Cross-Filtering Results
Source Image
Segmented Image with Average Colours (regionSize = 19, regularizer = 0.01)
Cross-Filtering of Segmented Image (regionSize = 19, regularizer = 0.01)
Mask size of 64 pixels, gamma parameter value of zero
Mask size of 256 pixels, gamma parameter value of zero
While not shown here, other segmented images were produced at different values of regionSize and images were also filtered with a mask size of 1024 pixels. As is evident in the above series of images, when the size of the segments is larger than the filtering mask size, unwanted edges remain in the output image following cross-filtering.
Increasing the SLIC region size resulted in an image with lower contrast and desaturated colours, where small features faded into their surroundings.
Comparison of Cross-Filtering with Normal Filtering
I was interested in exploring how the change in the image caused by varying the SLIC region size compared with the change caused by varying the filtering mask size. Using MATLAB to calculate the lengths of colour vector differences in RGB space, I determined that, for the three mask sizes used in cross-filtering (64, 256, and 1024 pixels), the most similar cross-filtered images to basic filtering results with those mask sizes (no cross-filtering) were those corresponding to the lowest regionSize value.
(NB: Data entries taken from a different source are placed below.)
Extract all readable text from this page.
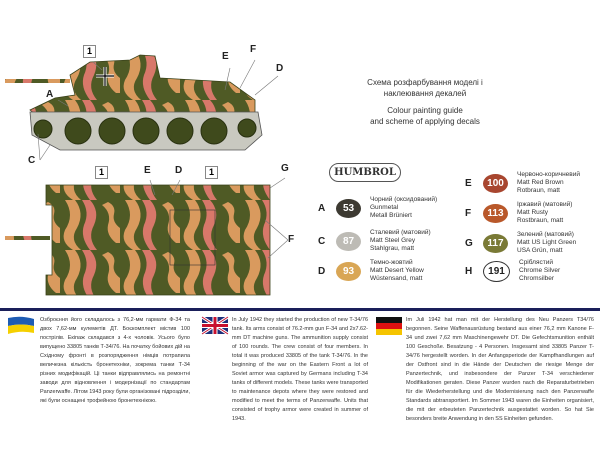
1
A
E
F
D
C
1	E D	1	G
F
Схема розфарбування моделі і наклеювання декалей
Colour painting guide
and scheme of applying decals
HUMBROL
A	53
Чорний (оксидований)
Gunmetal
Metall Brüniert
C	87
Сталевий (матовий)
Matt Steel Grey
Stahlgrau, matt
D	93
Темно-жовтий
Matt Desert Yellow
Wüstensand, matt
E	100
Червоно-коричневий
Matt Red Brown
Rotbraun, matt
F	113
Іржавий (матовий)
Matt Rusty
Rostbraun, matt
G	117
Зелений (матовий)
Matt US Light Green
USA Grün, matt
H	191
Сріблястий
Chrome Silver
Chromsilber
Озброєння його складалось з 76,2-мм гармати Ф-34 та двох 7,62-мм кулеметів ДТ. Боєкомплект містив 100 пострілів. Екіпаж складався з 4-х чоловік. Усього було випущено 33805 танків Т-34/76. На початку бойових дій на Східному фронті в розпорядження німців потрапила величезна кількість бронетехніки, зокрема танки Т-34 різних модифікацій. Ці танки відправлялись на ремонтні заводи для відновлення і модернізації по стандартам Panzerwaffe. Літом 1943 року були організовані підрозділи, які були оснащені трофейною бронетехнікою.
In July 1942 they started the production of new T-34/76 tank. Its arms consist of 76.2-mm gun F-34 and 2x7.62-mm DT machine guns. The ammunition supply consist of 100 rounds. The crew consist of four members. In total it was produced 33805 of the tank T-34/76. In the beginning of the war on the Eastern Front a lot of Soviet armor was captured by Germans including T-34 tanks of different models. These tanks were transported to maintenance depots where they were restored and modified to meet the terms of Panzerwaffe. Units that consisted of trophy armor were created in summer of 1943.
Im Juli 1942 hat man mit der Herstellung des Neu Panzers T34/76 begonnen. Seine Waffenausrüstung bestand aus einer 76,2 mm Kanone F-34 und zwei 7,62 mm Maschinengewehr DT. Die Gefechtsmunition enthält 100 Geschoße. Besatzung - 4 Personen. Insgesamt sind 33805 Panzer T-34/76 hergestellt worden. In der Anfangsperiode der Kampfhandlungen auf der Ostfront sind in die Hände der Deutschen die riesige Menge der Panzertechnik, und insbesondere der Panzer T-34 verschiedener Modifikationen geraten. Diese Panzer wurden nach die Reparaturbetrieben für die Wiederherstellung und die Modernisierung nach den Panzerwaffe Standards abtransportiert. Im Sommer 1943 waren die Einheiten organisiert, die mit der erbeuteten Panzertechnik ausgestattet worden. So hat Sie besonders breite Anwendung in den SS Einheiten gefunden.
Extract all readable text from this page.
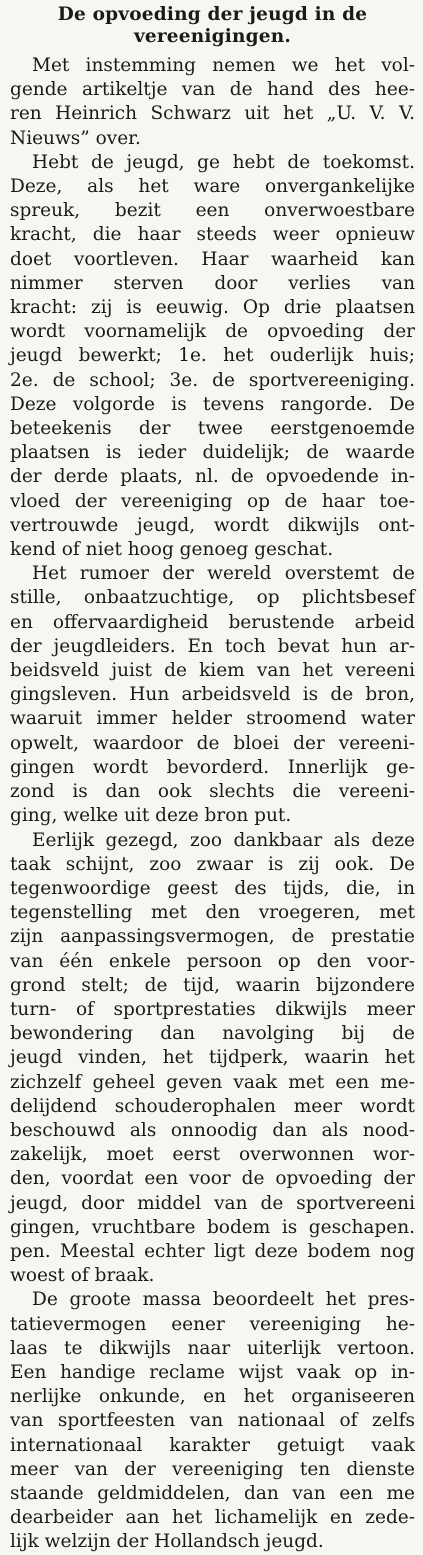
De opvoeding der jeugd in de
vereenigingen.
Met instemming nemen we het vol-
gende artikeltje van de hand des hee-
ren Heinrich Schwarz uit het „U. V. V.
Nieuws” over.
Hebt de jeugd, ge hebt de toekomst.
Deze, als het ware onvergankelijke
spreuk, bezit een onverwoestbare
kracht, die haar steeds weer opnieuw
doet voortleven. Haar waarheid kan
nimmer sterven door verlies van
kracht: zij is eeuwig. Op drie plaatsen
wordt voornamelijk de opvoeding der
jeugd bewerkt; 1e. het ouderlijk huis;
2e. de school; 3e. de sportvereeniging.
Deze volgorde is tevens rangorde. De
beteekenis der twee eerstgenoemde
plaatsen is ieder duidelijk; de waarde
der derde plaats, nl. de opvoedende in-
vloed der vereeniging op de haar toe-
vertrouwde jeugd, wordt dikwijls ont-
kend of niet hoog genoeg geschat.
Het rumoer der wereld overstemt de
stille, onbaatzuchtige, op plichtsbesef
en offervaardigheid berustende arbeid
der jeugdleiders. En toch bevat hun ar-
beidsveld juist de kiem van het vereeni
gingsleven. Hun arbeidsveld is de bron,
waaruit immer helder stroomend water
opwelt, waardoor de bloei der vereeni-
gingen wordt bevorderd. Innerlijk ge-
zond is dan ook slechts die vereeni-
ging, welke uit deze bron put.
Eerlijk gezegd, zoo dankbaar als deze
taak schijnt, zoo zwaar is zij ook. De
tegenwoordige geest des tijds, die, in
tegenstelling met den vroegeren, met
zijn aanpassingsvermogen, de prestatie
van één enkele persoon op den voor-
grond stelt; de tijd, waarin bijzondere
turn- of sportprestaties dikwijls meer
bewondering dan navolging bij de
jeugd vinden, het tijdperk, waarin het
zichzelf geheel geven vaak met een me-
delijdend schouderophalen meer wordt
beschouwd als onnoodig dan als nood-
zakelijk, moet eerst overwonnen wor-
den, voordat een voor de opvoeding der
jeugd, door middel van de sportvereeni
gingen, vruchtbare bodem is geschapen.
pen. Meestal echter ligt deze bodem nog
woest of braak.
De groote massa beoordeelt het pres-
tatievermogen eener vereeniging he-
laas te dikwijls naar uiterlijk vertoon.
Een handige reclame wijst vaak op in-
nerlijke onkunde, en het organiseeren
van sportfeesten van nationaal of zelfs
internationaal karakter getuigt vaak
meer van der vereeniging ten dienste
staande geldmiddelen, dan van een me
dearbeider aan het lichamelijk en zede-
lijk welzijn der Hollandsch jeugd.
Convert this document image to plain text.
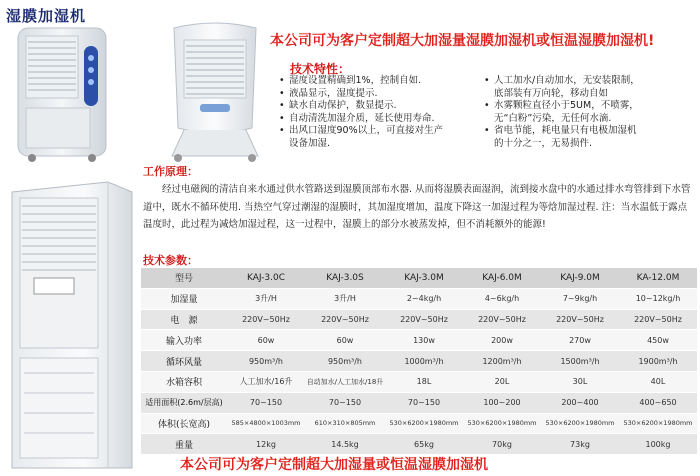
湿膜加湿机
本公司可为客户定制超大加湿量湿膜加湿机或恒温湿膜加湿机!
技术特性：
• 湿度设置精确到1%，控制自如.
• 液晶显示，湿度提示.
• 缺水自动保护，数显提示.
• 自动清洗加湿介质，延长使用寿命.
• 出风口湿度90%以上，可直接对生产
设备加湿.
• 人工加水/自动加水，无安装限制，
底部装有万向轮，移动自如
• 水雾颗粒直径小于5UM，不喷雾，
无“白粉”污染，无任何水滴.
• 省电节能，耗电量只有电极加湿机
的十分之一，无易损件.
工作原理：
经过电磁阀的清洁自来水通过供水管路送到湿膜顶部布水器. 从而将湿膜表面湿润，流到接水盘中的水通过排水弯管排到下水管道中，既水不循环使用. 当热空气穿过潮湿的湿膜时，其加湿度增加，温度下降这一加湿过程为等焓加湿过程. 注：当水温低于露点温度时，此过程为减焓加湿过程，这一过程中，湿膜上的部分水被蒸发掉，但不消耗额外的能源!
技术参数：
型号	KAJ-3.0C	KAJ-3.0S	KAJ-3.0M	KAJ-6.0M	KAJ-9.0M	KA-12.0M
加湿量	3升/H	3升/H	2~4kg/h	4~6kg/h	7~9kg/h	10~12kg/h
电　源	220V~50Hz	220V~50Hz	220V~50Hz	220V~50Hz	220V~50Hz	220V~50Hz
输入功率	60w	60w	130w	200w	270w	450w
循环风量	950m³/h	950m³/h	1000m³/h	1200m³/h	1500m³/h	1900m³/h
水箱容积	人工加水/16升	自动加水/人工加水/18升	18L	20L	30L	40L
适用面积(2.6m/层高)	70~150	70~150	70~150	100~200	200~400	400~650
体积(长宽高)	585×4800×1003mm	610×310×805mm	530×6200×1980mm	530×6200×1980mm	530×6200×1980mm	530×6200×1980mm
重量	12kg	14.5kg	65kg	70kg	73kg	100kg
本公司可为客户定制超大加湿量或恒温湿膜加湿机
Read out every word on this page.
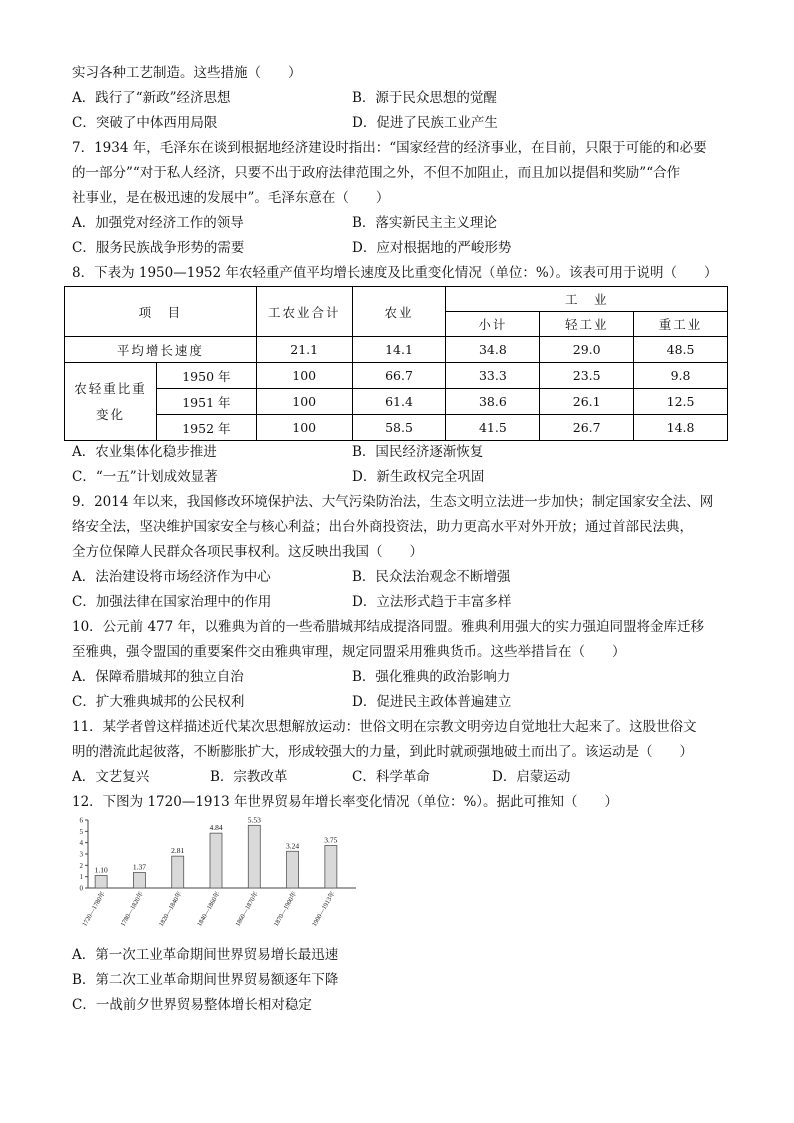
实习各种工艺制造。这些措施（　　）
A．践行了“新政”经济思想	B．源于民众思想的觉醒
C．突破了中体西用局限	D．促进了民族工业产生
7．1934 年，毛泽东在谈到根据地经济建设时指出：“国家经营的经济事业，在目前，只限于可能的和必要
的一部分”“对于私人经济，只要不出于政府法律范围之外，不但不加阻止，而且加以提倡和奖励”“合作
社事业，是在极迅速的发展中”。毛泽东意在（　　）
A．加强党对经济工作的领导	B．落实新民主主义理论
C．服务民族战争形势的需要	D．应对根据地的严峻形势
8．下表为 1950—1952 年农轻重产值平均增长速度及比重变化情况（单位：%）。该表可用于说明（　　）
项　目		工农业合计	农业	工　业		
				小计	轻工业	重工业
平均增长速度		21.1	14.1	34.8	29.0	48.5
农轻重比重变化	1950 年	100	66.7	33.3	23.5	9.8
	1951 年	100	61.4	38.6	26.1	12.5
	1952 年	100	58.5	41.5	26.7	14.8
A．农业集体化稳步推进	B．国民经济逐渐恢复
C．“一五”计划成效显著	D．新生政权完全巩固
9．2014 年以来，我国修改环境保护法、大气污染防治法，生态文明立法进一步加快；制定国家安全法、网
络安全法，坚决维护国家安全与核心利益；出台外商投资法，助力更高水平对外开放；通过首部民法典，
全方位保障人民群众各项民事权利。这反映出我国（　　）
A．法治建设将市场经济作为中心	B．民众法治观念不断增强
C．加强法律在国家治理中的作用	D．立法形式趋于丰富多样
10．公元前 477 年，以雅典为首的一些希腊城邦结成提洛同盟。雅典利用强大的实力强迫同盟将金库迁移
至雅典，强令盟国的重要案件交由雅典审理，规定同盟采用雅典货币。这些举措旨在（　　）
A．保障希腊城邦的独立自治	B．强化雅典的政治影响力
C．扩大雅典城邦的公民权利	D．促进民主政体普遍建立
11．某学者曾这样描述近代某次思想解放运动：世俗文明在宗教文明旁边自觉地壮大起来了。这股世俗文
明的潜流此起彼落，不断膨胀扩大，形成较强大的力量，到此时就顽强地破土而出了。该运动是（　　）
A．文艺复兴	B．宗教改革	C．科学革命	D．启蒙运动
12．下图为 1720—1913 年世界贸易年增长率变化情况（单位：%）。据此可推知（　　）
0
1
2
3
4
5
6
1.10
1720—1780年
1.37
1780—1820年
2.81
1820—1840年
4.84
1840—1860年
5.53
1860—1870年
3.24
1870—1900年
3.75
1900—1913年
A．第一次工业革命期间世界贸易增长最迅速
B．第二次工业革命期间世界贸易额逐年下降
C．一战前夕世界贸易整体增长相对稳定
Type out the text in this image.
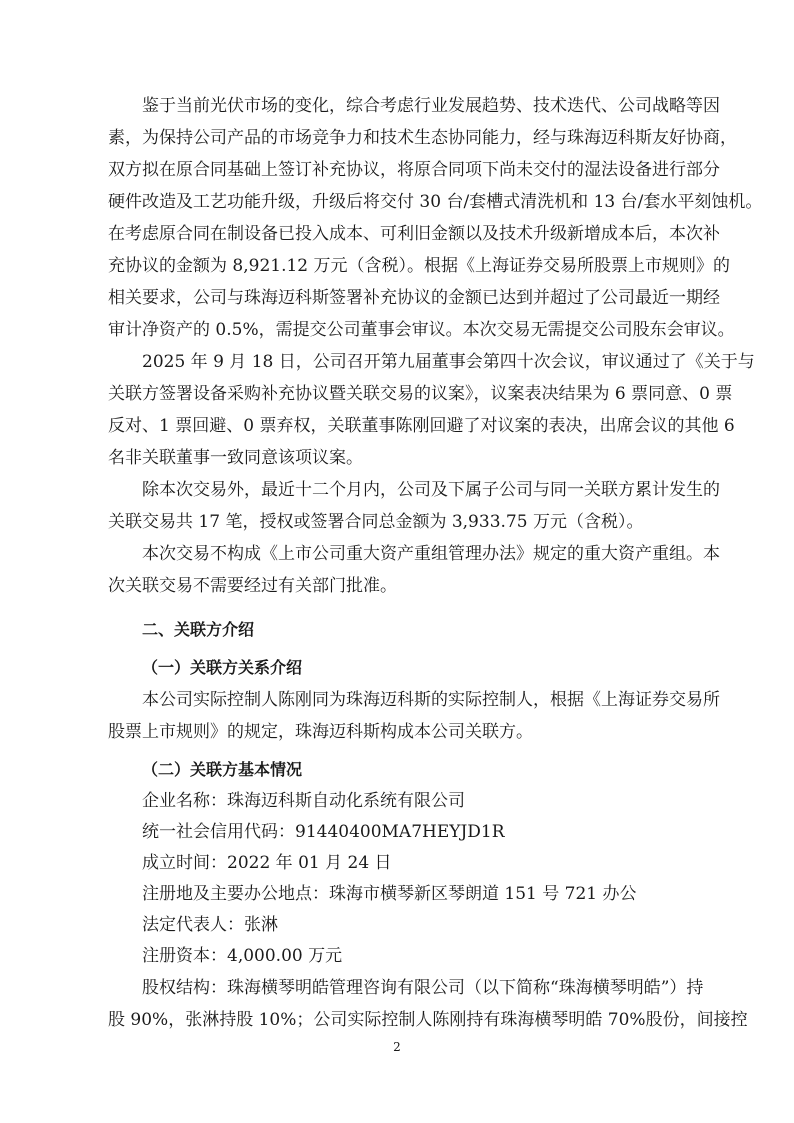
鉴于当前光伏市场的变化，综合考虑行业发展趋势、技术迭代、公司战略等因
素，为保持公司产品的市场竞争力和技术生态协同能力，经与珠海迈科斯友好协商，
双方拟在原合同基础上签订补充协议，将原合同项下尚未交付的湿法设备进行部分
硬件改造及工艺功能升级，升级后将交付 30 台/套槽式清洗机和 13 台/套水平刻蚀机。
在考虑原合同在制设备已投入成本、可利旧金额以及技术升级新增成本后，本次补
充协议的金额为 8,921.12 万元（含税）。根据《上海证券交易所股票上市规则》的
相关要求，公司与珠海迈科斯签署补充协议的金额已达到并超过了公司最近一期经
审计净资产的 0.5%，需提交公司董事会审议。本次交易无需提交公司股东会审议。
2025 年 9 月 18 日，公司召开第九届董事会第四十次会议，审议通过了《关于与
关联方签署设备采购补充协议暨关联交易的议案》，议案表决结果为 6 票同意、0 票
反对、1 票回避、0 票弃权，关联董事陈刚回避了对议案的表决，出席会议的其他 6
名非关联董事一致同意该项议案。
除本次交易外，最近十二个月内，公司及下属子公司与同一关联方累计发生的
关联交易共 17 笔，授权或签署合同总金额为 3,933.75 万元（含税）。
本次交易不构成《上市公司重大资产重组管理办法》规定的重大资产重组。本
次关联交易不需要经过有关部门批准。
二、关联方介绍
（一）关联方关系介绍
本公司实际控制人陈刚同为珠海迈科斯的实际控制人，根据《上海证券交易所
股票上市规则》的规定，珠海迈科斯构成本公司关联方。
（二）关联方基本情况
企业名称：珠海迈科斯自动化系统有限公司
统一社会信用代码：91440400MA7HEYJD1R
成立时间：2022 年 01 月 24 日
注册地及主要办公地点：珠海市横琴新区琴朗道 151 号 721 办公
法定代表人：张淋
注册资本：4,000.00 万元
股权结构：珠海横琴明皓管理咨询有限公司（以下简称“珠海横琴明皓”）持
股 90%，张淋持股 10%；公司实际控制人陈刚持有珠海横琴明皓 70%股份，间接控
2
This is to be expected, as increasing the SLIC region size causes the image with segmented colours to deviate farther from the source image.
I subsequently filtered the source image at a mask size of 4096 pixels and determined which of the images that I had obtained earlier was most similar to this filtering result. Consider the following images below and guess which of the last two images is most similar to the first image:
Basic filtering at a mask size of 4096 pixels and gamma parameter value of zero
Cross-filtering with a filtering mask size of 1024 pixels and gamma parameter value of zero (regionSize = 19, regularizer = 0.01)
Basic filtering at a mask size of 1024 pixels and gamma parameter value of zero
Interestingly, the average lengths of the RGB-space colour differences are 7.49 and 8.10 between the first and second and between the first and third images above, respectively. (The maximum RGB-space colour difference lengths are 100.1 and 94.4, respectively.) Therefore, it seems that an increase in SLIC region size produces an effect similar to increasing the filtering mask size.
Why is this important? The time taken to filter an image at a larger mask size is, for a sufficiently large change in mask size, considerably higher than the time taken to segment the image using SLIC and then cross-filter at the original mask size. Cross-filtering on images with pixel colours averaged over SLIC segments could be a way to achieve desired abstraction effects in much less time than with basic cumulative range geodesic filtering.